Due to its beneficial microclimate and the mineral water sources, Naleczow has long been a spa and health resort offering the ultimate conditions for recovery, relaxation and active forms of leisure. As well as the patients who come here to receive treatment for heart disease, this garden-like small town regularly attracts other visitors in search of beautiful scenery and an unspoiled environment. And there are many eye-catching examples of architecture for you to enjoy in Naleczow, all adding to the attractiveness of this town.
The real centre of Naleczow is the extensive and charming spa park, with its great selection of tree types and distinguished by several monumental sanatorium buildings and the Malachowski Palace. The heart of the park is, of course, the lake. There are both historical and modern sanatoriums as well as places to stay located on the border of the park, enveloped by lush greenery. The town’s main avenues are flanked by numerous old trees and there are many painstakingly renovated wooden villas and other residences, many of which are of architectural interest. The parish church, on the edge of the town, has an interesting cemetery beside it.
Since the 19th century, Naleczow has been a favourite place to visit and to work in for several famous Polish writers: Zofia Nalkowska, Henryk Sienkiewicz, Stanislaw Przybyszewski, Stanislaw Witkiewicz, Stefan Zeromski and Boleslaw Prus. The last two have museums in Naleczow devoted to their literary achievements.
While the climate continues to be an important factor in the treatment provided in Naleczow, today the full range of possibilities offered by modern balneotherapy is used in the care of patients with circulatory system diseases. The therapeutic properties of the natural mineral water, whose chemical composition can be compared to the spa waters, have been highly appreciated for the past two centuries. Naleczow mineral water is bottled and available as the well-known “Naleczowianka” and the lesser-known “Cisowianka” brands.

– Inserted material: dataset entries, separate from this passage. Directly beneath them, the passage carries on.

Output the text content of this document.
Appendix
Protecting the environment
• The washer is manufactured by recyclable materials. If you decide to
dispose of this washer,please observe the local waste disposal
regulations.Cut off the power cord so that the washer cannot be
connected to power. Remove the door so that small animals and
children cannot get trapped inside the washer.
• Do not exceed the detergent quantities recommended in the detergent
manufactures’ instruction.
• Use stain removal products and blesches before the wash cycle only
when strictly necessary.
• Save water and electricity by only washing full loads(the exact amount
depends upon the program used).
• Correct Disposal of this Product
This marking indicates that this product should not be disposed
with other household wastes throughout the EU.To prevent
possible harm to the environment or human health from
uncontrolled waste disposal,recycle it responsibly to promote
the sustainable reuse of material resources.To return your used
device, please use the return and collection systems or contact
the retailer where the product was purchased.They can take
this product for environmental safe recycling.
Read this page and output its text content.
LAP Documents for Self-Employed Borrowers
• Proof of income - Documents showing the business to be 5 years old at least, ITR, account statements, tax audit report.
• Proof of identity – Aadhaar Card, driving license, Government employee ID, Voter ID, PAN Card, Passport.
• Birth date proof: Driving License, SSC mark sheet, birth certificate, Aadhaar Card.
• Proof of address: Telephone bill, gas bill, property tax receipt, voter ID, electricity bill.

Naleczow is a small town of approximately 4000 inhabitants, located in the Lubelskie Voivodship, 25 km from Lublin and 24 km from Kazimierz Dolny. It is situated in the north-west area of the sandy Lublin Upland, within the Kazimierz Landscape Park and between 180 and 212 m above sea level.

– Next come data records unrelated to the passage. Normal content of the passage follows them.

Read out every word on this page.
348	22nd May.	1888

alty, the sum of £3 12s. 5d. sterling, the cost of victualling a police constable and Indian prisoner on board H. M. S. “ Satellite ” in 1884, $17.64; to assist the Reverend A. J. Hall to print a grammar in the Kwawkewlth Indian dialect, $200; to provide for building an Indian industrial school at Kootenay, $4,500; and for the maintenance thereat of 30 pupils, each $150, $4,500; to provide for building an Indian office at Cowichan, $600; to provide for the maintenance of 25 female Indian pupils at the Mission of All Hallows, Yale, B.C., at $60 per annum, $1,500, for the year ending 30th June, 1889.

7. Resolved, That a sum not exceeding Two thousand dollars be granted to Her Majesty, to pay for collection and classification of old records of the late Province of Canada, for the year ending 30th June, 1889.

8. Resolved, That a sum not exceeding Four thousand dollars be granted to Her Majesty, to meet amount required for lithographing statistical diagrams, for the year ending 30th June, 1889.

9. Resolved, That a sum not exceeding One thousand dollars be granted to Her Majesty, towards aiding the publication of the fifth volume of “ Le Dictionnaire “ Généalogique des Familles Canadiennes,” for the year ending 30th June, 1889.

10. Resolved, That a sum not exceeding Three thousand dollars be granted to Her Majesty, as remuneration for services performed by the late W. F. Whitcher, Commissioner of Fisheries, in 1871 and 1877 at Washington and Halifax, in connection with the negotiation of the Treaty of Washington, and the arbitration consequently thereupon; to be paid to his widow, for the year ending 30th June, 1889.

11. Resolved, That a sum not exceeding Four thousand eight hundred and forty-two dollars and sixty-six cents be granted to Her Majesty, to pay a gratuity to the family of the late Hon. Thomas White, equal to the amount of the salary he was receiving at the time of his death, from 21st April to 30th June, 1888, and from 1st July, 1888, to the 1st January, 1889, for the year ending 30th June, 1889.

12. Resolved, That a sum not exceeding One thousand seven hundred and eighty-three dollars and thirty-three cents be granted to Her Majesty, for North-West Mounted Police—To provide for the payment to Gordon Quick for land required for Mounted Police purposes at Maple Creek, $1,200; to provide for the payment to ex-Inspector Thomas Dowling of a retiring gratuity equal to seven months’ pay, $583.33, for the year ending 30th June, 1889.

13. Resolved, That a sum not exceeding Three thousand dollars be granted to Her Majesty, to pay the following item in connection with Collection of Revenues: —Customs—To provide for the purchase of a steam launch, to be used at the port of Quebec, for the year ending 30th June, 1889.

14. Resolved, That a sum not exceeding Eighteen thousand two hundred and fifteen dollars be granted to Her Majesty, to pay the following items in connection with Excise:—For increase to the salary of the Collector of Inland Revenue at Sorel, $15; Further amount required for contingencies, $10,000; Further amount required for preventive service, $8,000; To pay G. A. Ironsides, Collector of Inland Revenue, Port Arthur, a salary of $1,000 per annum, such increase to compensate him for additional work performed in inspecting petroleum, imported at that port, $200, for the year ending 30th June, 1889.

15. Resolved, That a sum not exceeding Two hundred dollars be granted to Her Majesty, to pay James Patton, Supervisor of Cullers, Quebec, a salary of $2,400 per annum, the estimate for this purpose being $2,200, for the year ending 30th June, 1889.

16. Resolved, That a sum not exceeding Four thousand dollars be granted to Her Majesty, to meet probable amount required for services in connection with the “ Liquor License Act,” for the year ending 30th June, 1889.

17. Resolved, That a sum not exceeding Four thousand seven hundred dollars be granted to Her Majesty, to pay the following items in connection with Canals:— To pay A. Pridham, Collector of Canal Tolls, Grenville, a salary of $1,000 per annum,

Lying picturesquely at the fork of the Bystra and Bochotniczanka rivers, Naleczow is surrounded by a dense system of abundantly green loess valleys. The town and its surroundings are distinguished by a unique microclimate.
A settlement existed here as early as the 14th century, but at the time it was called Bochotnica from the name of the nearby Bochotniczanka River. In 1523 the ownership of the area passed into the hands of the Samborzecki family. From that point, the settlement’s history took a turbulent turn. First, the town went through the tumultuous period of the Church Reformation and then, at the turn of the 18th century, it found itself in an economic crisis caused by numerous wars in the area.

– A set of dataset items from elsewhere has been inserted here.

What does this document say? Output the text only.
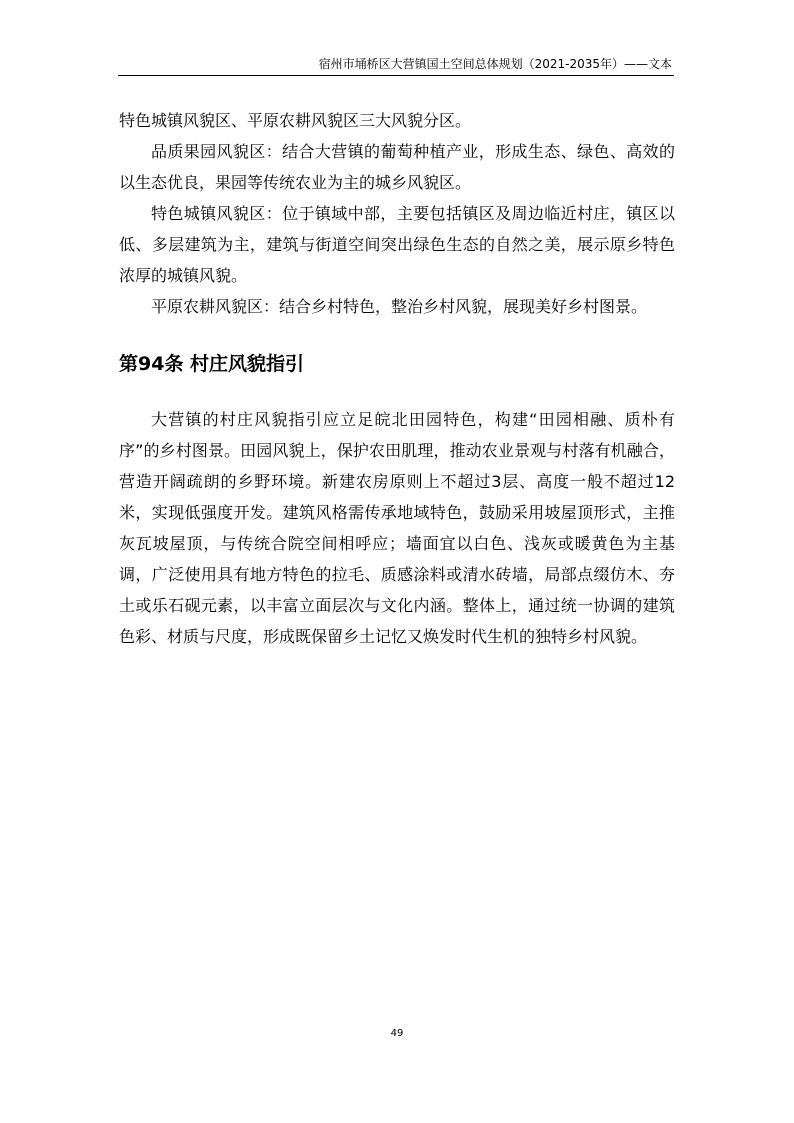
宿州市埇桥区大营镇国土空间总体规划（2021-2035年）——文本

特色城镇风貌区、平原农耕风貌区三大风貌分区。

品质果园风貌区：结合大营镇的葡萄种植产业，形成生态、绿色、高效的以生态优良，果园等传统农业为主的城乡风貌区。

特色城镇风貌区：位于镇域中部，主要包括镇区及周边临近村庄，镇区以低、多层建筑为主，建筑与街道空间突出绿色生态的自然之美，展示原乡特色浓厚的城镇风貌。

平原农耕风貌区：结合乡村特色，整治乡村风貌，展现美好乡村图景。

第94条 村庄风貌指引

大营镇的村庄风貌指引应立足皖北田园特色，构建“田园相融、质朴有序”的乡村图景。田园风貌上，保护农田肌理，推动农业景观与村落有机融合，营造开阔疏朗的乡野环境。新建农房原则上不超过3层、高度一般不超过12米，实现低强度开发。建筑风格需传承地域特色，鼓励采用坡屋顶形式，主推灰瓦坡屋顶，与传统合院空间相呼应；墙面宜以白色、浅灰或暖黄色为主基调，广泛使用具有地方特色的拉毛、质感涂料或清水砖墙，局部点缀仿木、夯土或乐石砚元素，以丰富立面层次与文化内涵。整体上，通过统一协调的建筑色彩、材质与尺度，形成既保留乡土记忆又焕发时代生机的独特乡村风貌。

49
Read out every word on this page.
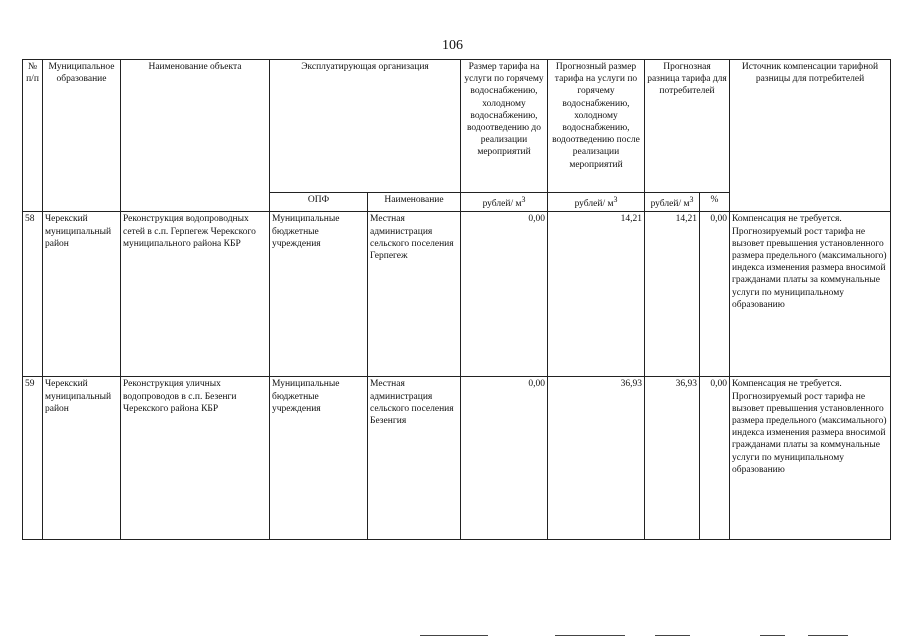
106
№ п/п	Муниципальное образование	Наименование объекта	Эксплуатирующая организация		Размер тарифа на услуги по горячему водоснабжению, холодному водоснабжению, водоотведению до реализации мероприятий	Прогнозный размер тарифа на услуги по горячему водоснабжению, холодному водоснабжению, водоотведению после реализации мероприятий	Прогнозная разница тарифа для потребителей		Источник компенсации тарифной разницы для потребителей
			ОПФ	Наименование	рублей/ $м^3$	рублей/ $м^3$	рублей/ $м^3$	%	
58	Черекский муниципальный район	Реконструкция водопроводных сетей в с.п. Герпегеж Черекского муниципального района КБР	Муниципальные бюджетные учреждения	Местная администрация сельского поселения Герпегеж	0,00	14,21	14,21	0,00	Компенсация не требуется. Прогнозируемый рост тарифа не вызовет превышения установленного размера предельного (максимального) индекса изменения размера вносимой гражданами платы за коммунальные услуги по муниципальному образованию
59	Черекский муниципальный район	Реконструкция уличных водопроводов в с.п. Безенги Черекского района КБР	Муниципальные бюджетные учреждения	Местная администрация сельского поселения Безенгия	0,00	36,93	36,93	0,00	Компенсация не требуется. Прогнозируемый рост тарифа не вызовет превышения установленного размера предельного (максимального) индекса изменения размера вносимой гражданами платы за коммунальные услуги по муниципальному образованию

In 1751 Stanislaw Malachowski became the owner of the whole region. The name of the village derived from the name of Malachowski’s coat of arms – Nalecz. Sometime around 1770 Malachowski commenced the building of his palace, which is now regarded by some as the most beautiful work of architecture in Naleczow. In later years he sold the town to his relative, Antoni Malachowski, who is credited with discovering the springs in Naleczow (he suffered from an illness that required taking baths in springs with a high concentration of iron, so he needed the springs badly). A spa was established that soon found itself gaining more and more popularity; however, it was not until Malachowski’s passing that Naleczow became famous. Development of the spa was then hindered by the November uprising of 1830 when the Russian Army devastated much of the property. After this, the Malachowskis had to sell all of their lands.
Naleczow owes a great deal to the activities of three medical doctors – Konrad Chmielewski, Waclaw Lasocki and Fortunat Nowicki. These three were untiring in their efforts to revitalise the health resort. In 1877 Fortunat Nowicki rented the former Malachowski possessions and established a company with the principal aim of bringing the town back to its previous splendour. The activity of all the doctors marked the beginning of the golden period in Naleczow’s history. Before long, a large number of famous personalities began to visit or establish villas in the resort.
During World War I the area suffered many misfortunes. After the war, the renovation of the town was furthered by two significant facts: that Naleczow was given official spa status and that it was declared the capital of the area. Once again the town became a magnet for renowned guests, including Rydz-Smigly and General Beck.
Devastated during World War II, Naleczow once more had to rebuild itself in the 1950s, after having established a state company, Naleczow Spa. Consequently, the historical buildings were restored and the sanatoria were modernised.